Professor Marshall graduated from Carleton College in Northfield, Minnesota in 2010 with a BA in Physics. He first came to the University of Rochester in 2010 as a graduate student. He spent much of 2015 at Fermilab in Batavia, Illinois as a Visiting Scholar, and earned his Ph.D. in 2016. Marshall spent the next four years in Berkeley, California as a Chamberlain Fellow in the physics division at the Lawrence Berkeley National Laboratory. He returned to Rochester as an Assistant Professor in 2020.

 

Research Overview

Professor Marshall is an experimental high energy physicist. He is currently working on designing the Deep Underground Neutrino Experiment (DUNE), which will detect the flavor oscillations of neutrinos and antineutrinos as they travel 1300 km through the earth from Fermilab in Batavia, Illinois to an underground laboratory in Lead, South Dakota. The aim is to precisely measure the asymmetry between neutrino and antineutrino oscillations.
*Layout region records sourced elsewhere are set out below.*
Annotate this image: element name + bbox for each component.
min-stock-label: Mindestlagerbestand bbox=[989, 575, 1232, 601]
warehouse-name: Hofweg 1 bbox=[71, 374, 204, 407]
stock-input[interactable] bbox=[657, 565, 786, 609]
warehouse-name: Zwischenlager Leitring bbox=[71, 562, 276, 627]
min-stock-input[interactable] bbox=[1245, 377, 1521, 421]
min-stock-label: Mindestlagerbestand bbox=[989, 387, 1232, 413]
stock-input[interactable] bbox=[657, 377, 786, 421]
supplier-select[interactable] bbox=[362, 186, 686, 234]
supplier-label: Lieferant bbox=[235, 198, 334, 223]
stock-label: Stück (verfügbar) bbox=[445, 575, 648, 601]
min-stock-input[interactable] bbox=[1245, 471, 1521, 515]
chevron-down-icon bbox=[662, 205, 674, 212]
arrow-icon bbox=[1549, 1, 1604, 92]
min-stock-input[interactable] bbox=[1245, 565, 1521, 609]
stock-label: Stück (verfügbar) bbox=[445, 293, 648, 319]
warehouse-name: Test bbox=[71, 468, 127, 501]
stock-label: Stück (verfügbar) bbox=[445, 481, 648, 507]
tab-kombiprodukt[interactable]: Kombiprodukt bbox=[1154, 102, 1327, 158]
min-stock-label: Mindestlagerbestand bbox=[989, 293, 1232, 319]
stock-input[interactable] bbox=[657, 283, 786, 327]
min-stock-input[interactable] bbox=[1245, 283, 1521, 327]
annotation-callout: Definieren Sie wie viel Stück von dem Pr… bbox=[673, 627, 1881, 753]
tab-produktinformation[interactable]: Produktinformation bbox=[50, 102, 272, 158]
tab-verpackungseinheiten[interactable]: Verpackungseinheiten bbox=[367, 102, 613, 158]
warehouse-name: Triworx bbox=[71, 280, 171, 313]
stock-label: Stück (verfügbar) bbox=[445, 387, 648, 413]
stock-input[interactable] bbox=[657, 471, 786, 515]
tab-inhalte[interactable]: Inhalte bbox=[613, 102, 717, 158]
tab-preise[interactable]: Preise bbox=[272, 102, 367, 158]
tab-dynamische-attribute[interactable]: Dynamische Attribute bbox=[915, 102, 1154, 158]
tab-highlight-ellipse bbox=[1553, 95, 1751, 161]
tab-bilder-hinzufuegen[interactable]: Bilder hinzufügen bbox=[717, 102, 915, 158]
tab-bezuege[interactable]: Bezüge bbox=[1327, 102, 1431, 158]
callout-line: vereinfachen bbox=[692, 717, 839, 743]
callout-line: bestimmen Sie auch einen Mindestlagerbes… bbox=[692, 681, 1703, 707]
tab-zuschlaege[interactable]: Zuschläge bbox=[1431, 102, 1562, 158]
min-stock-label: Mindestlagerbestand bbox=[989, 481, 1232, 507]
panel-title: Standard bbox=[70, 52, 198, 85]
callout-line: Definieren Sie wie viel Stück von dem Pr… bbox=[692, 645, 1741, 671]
If such an asymmetry exists, it could help explain why the Universe evolved to be made almost entirely of matter rather than antimatter. Marshall serves as the co-convener of the long-baseline physics working group of DUNE, and is actively involved in the design of the Near Detector at Fermilab. He collaborates with Professors Manly and McFarland on DUNE.

 

Professor Marshall also collaborates on the Daya Bay reactor neutrino experiment, which measures antineutrinos produced at a nuclear power plant in China. Daya Bay has made the world's most precise measurement of an important oscillation parameter called theta-13 by comparing measurements made with detectors located a few hundred meters from the rector cores with measurements made in identical detectors two kilometers away. Previously, Marshall worked on MINERvA, an experiment at Fermilab that studies the ways that neutrinos interact with matter. He wrote his Ph.D. thesis on charged kaon production by neutrinos. He led an analysis that observed an extremely rare process, charged-current coherent kaon production, for the first time. He has also worked on searches for proton decay, especially where the proton decays into a charged kaon, for which his thesis work is the primary experimental background.